How It Works

The process, step by step: from the form to your result.

1. Request a kit

Fill in the short form with your name, email, postal address and country. That is all we ask for. You join a waitlist — kits go out first-come, first-served as donations come in.

2. Swab your cheek

The kit arrives by post with instructions. It is a simple cheek swab: no needles, no blood, a couple of minutes at your kitchen table.

3. Send it to the lab

You return the sample to the testing partner. Your sample goes to them directly — it never passes through us, and we never see or hold your DNA.

4. Explore your results

The partner produces your ancestry results. From request to results is typically a few weeks, though it depends on the post and on the laboratory.

What the kit reports

The test produces an ethnicity and ancestry estimate — including a Sephardic Jewish category, where it is detectable — along with DNA relative and cousin matches, which are often the most useful part for anyone building a family tree. It does not report health or medical information of any kind.

What it can and cannot tell you

We would rather set expectations correctly than have you disappointed. Sephardic ancestry is genuinely harder to detect than Ashkenazi ancestry: Sephardic Jews lived among the Iberian population for centuries and then, after the forced conversions, married into it for five hundred years more. The genetic signal is faint and the reference data is thinner. Small percentages can be statistical noise rather than a discovery.

Just as important: a low or absent result does not disprove your family story. A converso ancestor from the 1490s is fifteen to twenty generations back, and you may simply not have inherited detectable DNA from them. Our guide to Sephardic DNA testing explains this honestly and at length.

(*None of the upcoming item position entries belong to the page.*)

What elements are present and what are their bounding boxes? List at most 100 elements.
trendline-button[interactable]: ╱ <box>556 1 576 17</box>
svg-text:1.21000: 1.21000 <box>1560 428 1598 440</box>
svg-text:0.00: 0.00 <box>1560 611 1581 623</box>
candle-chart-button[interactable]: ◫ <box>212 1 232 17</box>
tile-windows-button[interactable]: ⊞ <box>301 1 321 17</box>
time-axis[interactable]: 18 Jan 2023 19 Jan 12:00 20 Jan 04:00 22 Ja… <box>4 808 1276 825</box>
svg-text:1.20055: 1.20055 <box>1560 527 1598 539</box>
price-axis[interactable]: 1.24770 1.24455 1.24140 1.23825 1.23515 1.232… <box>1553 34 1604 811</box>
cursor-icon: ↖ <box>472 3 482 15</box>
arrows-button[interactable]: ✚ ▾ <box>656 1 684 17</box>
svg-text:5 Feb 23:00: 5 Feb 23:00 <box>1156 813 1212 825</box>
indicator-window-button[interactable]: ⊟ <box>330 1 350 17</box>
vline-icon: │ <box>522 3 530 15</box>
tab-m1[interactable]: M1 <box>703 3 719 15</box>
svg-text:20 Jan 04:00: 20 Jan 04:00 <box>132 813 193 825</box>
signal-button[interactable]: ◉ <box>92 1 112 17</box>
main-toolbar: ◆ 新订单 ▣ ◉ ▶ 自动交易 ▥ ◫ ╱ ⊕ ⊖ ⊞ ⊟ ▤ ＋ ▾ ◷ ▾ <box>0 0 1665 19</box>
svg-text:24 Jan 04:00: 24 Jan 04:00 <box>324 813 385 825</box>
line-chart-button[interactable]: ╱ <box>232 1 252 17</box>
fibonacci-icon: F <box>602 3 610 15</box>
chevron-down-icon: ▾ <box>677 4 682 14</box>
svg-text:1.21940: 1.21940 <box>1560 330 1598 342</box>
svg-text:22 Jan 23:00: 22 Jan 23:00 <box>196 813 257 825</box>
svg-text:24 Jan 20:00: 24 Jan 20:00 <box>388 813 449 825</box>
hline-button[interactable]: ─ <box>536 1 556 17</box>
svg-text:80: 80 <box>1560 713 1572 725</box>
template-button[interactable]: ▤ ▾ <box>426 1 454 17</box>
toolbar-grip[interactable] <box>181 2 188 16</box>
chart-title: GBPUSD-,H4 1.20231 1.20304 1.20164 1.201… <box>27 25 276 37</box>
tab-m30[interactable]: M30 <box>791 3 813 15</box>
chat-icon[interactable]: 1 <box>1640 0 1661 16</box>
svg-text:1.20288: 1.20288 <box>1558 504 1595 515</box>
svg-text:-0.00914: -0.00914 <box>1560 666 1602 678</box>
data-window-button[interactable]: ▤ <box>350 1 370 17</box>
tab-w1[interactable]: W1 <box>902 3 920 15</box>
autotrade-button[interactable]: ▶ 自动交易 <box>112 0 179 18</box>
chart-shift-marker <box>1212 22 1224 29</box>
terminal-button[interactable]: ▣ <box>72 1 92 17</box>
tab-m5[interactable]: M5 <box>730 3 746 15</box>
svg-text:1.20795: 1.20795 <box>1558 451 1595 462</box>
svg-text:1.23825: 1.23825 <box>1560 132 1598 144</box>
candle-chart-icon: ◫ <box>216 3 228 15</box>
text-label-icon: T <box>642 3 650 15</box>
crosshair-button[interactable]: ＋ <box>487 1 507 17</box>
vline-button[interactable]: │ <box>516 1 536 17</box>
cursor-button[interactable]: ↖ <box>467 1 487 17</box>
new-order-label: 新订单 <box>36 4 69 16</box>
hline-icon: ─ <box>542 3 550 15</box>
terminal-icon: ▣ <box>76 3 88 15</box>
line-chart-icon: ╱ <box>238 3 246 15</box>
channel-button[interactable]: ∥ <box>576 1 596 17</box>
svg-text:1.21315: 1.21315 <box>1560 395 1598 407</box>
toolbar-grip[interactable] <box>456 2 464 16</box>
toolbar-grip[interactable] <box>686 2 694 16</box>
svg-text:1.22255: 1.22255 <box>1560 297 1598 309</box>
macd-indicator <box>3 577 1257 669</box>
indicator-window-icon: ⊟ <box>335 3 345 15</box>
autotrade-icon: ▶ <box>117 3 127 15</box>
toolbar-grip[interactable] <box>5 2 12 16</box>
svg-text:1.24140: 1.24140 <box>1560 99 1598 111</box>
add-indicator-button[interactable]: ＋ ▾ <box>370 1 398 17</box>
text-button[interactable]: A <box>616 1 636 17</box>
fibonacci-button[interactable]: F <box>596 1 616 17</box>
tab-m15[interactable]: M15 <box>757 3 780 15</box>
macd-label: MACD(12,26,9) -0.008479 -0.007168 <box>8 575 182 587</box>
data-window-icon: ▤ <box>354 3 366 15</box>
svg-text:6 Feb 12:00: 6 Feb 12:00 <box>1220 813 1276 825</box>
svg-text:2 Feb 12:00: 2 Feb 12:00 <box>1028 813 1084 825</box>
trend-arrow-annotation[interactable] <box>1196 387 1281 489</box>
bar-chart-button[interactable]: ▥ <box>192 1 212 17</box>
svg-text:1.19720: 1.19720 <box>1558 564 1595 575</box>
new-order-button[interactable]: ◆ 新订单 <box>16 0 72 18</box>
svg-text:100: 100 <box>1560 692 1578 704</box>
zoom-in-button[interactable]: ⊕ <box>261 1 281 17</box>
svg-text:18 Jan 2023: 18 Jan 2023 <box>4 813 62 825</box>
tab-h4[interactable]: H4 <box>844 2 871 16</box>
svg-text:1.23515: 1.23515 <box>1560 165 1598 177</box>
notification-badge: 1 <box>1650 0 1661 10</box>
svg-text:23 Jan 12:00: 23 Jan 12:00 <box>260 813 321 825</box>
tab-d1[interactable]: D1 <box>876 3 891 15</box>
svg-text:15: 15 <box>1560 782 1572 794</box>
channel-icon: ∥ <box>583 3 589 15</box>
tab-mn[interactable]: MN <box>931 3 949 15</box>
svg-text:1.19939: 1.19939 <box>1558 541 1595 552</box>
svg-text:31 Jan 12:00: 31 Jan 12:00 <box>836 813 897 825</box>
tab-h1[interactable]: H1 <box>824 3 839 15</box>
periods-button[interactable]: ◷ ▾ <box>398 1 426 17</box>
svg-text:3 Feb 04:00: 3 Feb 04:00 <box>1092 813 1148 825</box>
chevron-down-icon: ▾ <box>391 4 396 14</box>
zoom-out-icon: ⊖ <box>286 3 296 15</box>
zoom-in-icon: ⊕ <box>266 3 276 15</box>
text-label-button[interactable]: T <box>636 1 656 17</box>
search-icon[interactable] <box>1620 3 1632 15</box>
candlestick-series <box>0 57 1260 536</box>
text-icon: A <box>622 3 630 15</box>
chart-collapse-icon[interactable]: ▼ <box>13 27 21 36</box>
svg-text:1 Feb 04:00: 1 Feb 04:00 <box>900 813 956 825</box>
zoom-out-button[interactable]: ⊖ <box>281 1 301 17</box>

And the boundary that matters most: a result is a starting point for genealogical research. It is not legal proof of Jewish status, and it does not by itself establish eligibility under Israel's Law of Return or for Spanish or Portuguese citizenship. Those determinations belong to rabbinic, communal and governmental authorities.

Practical details

  • Cost: free. There is no charge, and nothing to buy.
  • Where we ship: worldwide. If we cannot reach your country, or the laboratory cannot, we will tell you rather than leave you waiting.
  • How many: one kit per person by default, so that the available kits reach as many families as possible. If you want to request one for a relative as well, just ask — that is fine.
  • How long: roughly a few weeks from request to results.
  • Your data: we collect only what we need to post the kit, and we delete it afterwards. See our Privacy Policy and DNA Consent page.